On her desire to adopt a baby:
“One hundred percent, I always thought I was going to adopt. Yes. When I was a little girl, I was like, ‘Maybe I’ll just adopt.’ But I didn’t have body dysmorphia [at that time]. I didn’t know what it was that I had, but it wasn’t because the gaining of the weight. And I have a lot of friends that are adopted.”

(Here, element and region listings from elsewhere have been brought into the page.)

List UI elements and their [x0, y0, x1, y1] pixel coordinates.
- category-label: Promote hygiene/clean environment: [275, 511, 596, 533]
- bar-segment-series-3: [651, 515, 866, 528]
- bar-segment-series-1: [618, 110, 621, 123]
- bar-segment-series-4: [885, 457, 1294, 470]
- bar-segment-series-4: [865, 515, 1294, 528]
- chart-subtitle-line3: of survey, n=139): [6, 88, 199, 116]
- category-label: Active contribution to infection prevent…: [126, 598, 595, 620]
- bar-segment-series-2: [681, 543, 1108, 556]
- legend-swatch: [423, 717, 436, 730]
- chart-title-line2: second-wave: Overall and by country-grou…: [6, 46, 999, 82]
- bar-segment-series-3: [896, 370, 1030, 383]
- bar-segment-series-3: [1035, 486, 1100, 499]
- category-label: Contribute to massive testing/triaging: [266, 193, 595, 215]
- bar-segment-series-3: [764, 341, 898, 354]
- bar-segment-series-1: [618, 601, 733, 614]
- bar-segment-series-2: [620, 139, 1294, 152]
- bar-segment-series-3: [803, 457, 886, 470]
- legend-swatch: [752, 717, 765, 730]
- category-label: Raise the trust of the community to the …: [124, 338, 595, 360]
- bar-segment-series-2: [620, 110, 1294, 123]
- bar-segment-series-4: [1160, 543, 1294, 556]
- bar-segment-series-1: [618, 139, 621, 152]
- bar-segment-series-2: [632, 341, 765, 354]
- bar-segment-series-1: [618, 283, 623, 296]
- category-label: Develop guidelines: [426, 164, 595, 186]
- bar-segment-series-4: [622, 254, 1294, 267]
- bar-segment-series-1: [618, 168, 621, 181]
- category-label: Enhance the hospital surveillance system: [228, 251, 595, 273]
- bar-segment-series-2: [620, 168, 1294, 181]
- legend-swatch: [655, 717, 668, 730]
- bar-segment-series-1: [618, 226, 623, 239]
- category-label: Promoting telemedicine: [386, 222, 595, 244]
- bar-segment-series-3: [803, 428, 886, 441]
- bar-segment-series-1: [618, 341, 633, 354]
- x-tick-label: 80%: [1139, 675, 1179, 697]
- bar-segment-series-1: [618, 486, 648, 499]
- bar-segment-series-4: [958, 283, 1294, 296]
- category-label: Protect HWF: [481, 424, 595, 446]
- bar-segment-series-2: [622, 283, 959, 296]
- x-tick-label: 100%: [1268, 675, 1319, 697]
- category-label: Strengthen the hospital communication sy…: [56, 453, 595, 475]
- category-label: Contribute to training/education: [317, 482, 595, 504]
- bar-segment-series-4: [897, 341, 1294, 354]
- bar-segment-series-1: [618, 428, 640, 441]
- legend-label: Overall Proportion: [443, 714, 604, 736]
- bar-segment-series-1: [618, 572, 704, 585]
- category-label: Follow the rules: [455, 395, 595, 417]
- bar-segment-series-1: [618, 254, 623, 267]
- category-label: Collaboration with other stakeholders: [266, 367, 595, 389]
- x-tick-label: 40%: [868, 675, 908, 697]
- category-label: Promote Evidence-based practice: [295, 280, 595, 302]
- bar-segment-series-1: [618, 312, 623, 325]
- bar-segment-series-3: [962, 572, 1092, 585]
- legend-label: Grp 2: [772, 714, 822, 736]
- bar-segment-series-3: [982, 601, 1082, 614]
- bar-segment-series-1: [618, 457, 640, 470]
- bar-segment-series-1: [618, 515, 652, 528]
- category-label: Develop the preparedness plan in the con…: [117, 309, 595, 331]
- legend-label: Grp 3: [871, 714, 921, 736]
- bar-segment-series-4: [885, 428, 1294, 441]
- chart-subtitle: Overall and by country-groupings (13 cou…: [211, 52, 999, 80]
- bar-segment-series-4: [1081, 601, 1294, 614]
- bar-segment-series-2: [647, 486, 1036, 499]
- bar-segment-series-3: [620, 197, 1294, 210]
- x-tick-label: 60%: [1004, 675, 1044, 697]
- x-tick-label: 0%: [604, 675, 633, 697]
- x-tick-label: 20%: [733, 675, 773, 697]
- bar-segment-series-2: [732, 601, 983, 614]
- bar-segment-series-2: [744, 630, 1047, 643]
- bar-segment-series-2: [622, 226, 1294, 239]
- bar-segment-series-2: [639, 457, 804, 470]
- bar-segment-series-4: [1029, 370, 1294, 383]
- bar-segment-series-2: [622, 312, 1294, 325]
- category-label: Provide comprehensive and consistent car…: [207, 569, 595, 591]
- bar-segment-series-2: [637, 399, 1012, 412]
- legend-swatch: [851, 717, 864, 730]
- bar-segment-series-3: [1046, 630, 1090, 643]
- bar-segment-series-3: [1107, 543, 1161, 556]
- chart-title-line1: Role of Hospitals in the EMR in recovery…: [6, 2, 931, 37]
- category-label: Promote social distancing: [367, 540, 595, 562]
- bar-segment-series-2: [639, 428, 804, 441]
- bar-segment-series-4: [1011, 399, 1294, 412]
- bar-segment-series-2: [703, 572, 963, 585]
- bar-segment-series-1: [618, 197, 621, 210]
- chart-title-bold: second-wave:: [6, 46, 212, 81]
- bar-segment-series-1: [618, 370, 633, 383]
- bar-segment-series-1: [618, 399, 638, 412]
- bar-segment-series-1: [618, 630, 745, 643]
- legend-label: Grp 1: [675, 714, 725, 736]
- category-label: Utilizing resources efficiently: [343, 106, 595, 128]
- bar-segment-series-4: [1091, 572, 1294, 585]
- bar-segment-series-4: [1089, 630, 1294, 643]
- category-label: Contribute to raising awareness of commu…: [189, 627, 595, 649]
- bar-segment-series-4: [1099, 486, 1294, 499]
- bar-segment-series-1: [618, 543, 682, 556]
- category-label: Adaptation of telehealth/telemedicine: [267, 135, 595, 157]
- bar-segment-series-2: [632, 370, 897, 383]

On what new host Tyra Banks brings to the dynamic of Dancing with the Stars:
“Tyra is someone I watched when I was a little girl. She brings glamour to the show, she really does. At the same time, she came in at a challenging time. She came in during Covid, and what’s really difficult for dancers in general is we are really very physical. We hug people, we don’t do distance very well. I think with Tyra, she came in right at the height of it, so we didn’t have an audience. It was just Tyra, and she had a lot of pressure to become part of a well-oiled machine here on Dancing with the Stars. I love her grand entrances. I love to see what she wears, and I love to see her starting to grow with the show. I seem to have the longest experience when it comes to Dancing with the Stars, as far as camera time goes. It is great to see the show evolve, and I think it’s very important, whether or not Tom Bergeron comes back, I think it’s important that we see these changes to the show. I think there is a comfort knowing that the show’s foundation is still there, but it is nice to throw in some newbies. Whether they survive is another question (laugh).”
On her two favorite Dancing with the Stars celebrity dance partners:
“[During DWTS’ third season] Emmitt Smith sat me down and said, ‘How are you going to bank off this show? The show is banking off of you, so what are you going to do?’ He has always been that voice of reason for me. Jack Osbourne was another one.”